U.S. Service Members’ Personal Data Readily Available on the Cheap, Report Says
Data brokers are marketing vast tranches of sensitive personal data on U.S. service members at rates as low as $0.12 per record, according to a recent report sponsored by the U.S. Military Academy at West Point. This finding alone is unsurprising, but the report (authored by researchers at Duke University) discovered that brokers advertise data as specifically pertaining to current and former members of the military. What is surprising is that Congress is still considering measures that will make it more difficult to protect private information.
The Duke researchers found broker listings both for aggregated and individualized data, including “non-public, individually identified, and sensitive data, such as health data, financial data, and information about religious practices.”
Regarding one dataset, the authors write, “For those 4,951 military personnel, the dataset included their name, home address, email address, political affiliation, gender, age, income, net worth, credit rating, occupation, presence of children in the home (yes/no), marital status, homeowner/renter status, home value, and religion.”
Of course, brokers market the personal data of all citizens who use technology – not just service members. Phones, apps, websites, and other technologies collect extensive and quite personal information on their users. Overwhelmingly, these data – even if putatively anonymous – contain clues that lead back to the individual user.
“In 2018, people created, captured, copied, and consumed 33 zettabytes (ZB) of data – approximately 33 trillion gigabytes or 128,906,250,000 maxed-out iPhone 12s’ worth of information,” writes the American Enterprise Institute’s Klon Kitchen. “This number jumped to 59 ZB in 2020 and is predicted to hit 175 ZB by 2025. Put another way: Humans currently produce 2.5 quintillion bytes of data every day. If you laid flat 2.5 quintillion pennies, you could cover the earth’s surface five times.”

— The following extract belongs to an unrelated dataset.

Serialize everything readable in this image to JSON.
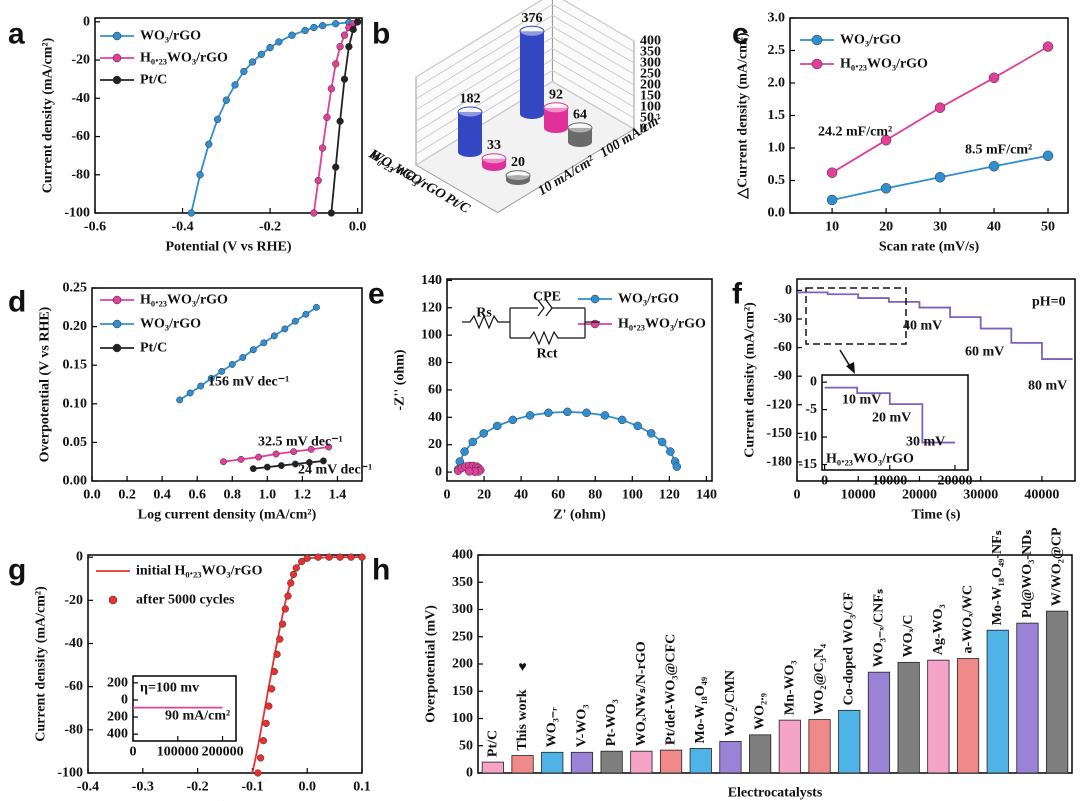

These figures have only grown in the intervening years.
Recognizing the risks private market data present to personal privacy, tech companies have introduced countermeasures. While far from perfect, these tools have measurably improved user privacy.
Policy makers should recognize the grave privacy risks digital technologies pose, and they should refrain from advancing regulation that weakens private industry’s ability to neutralize the bad actors.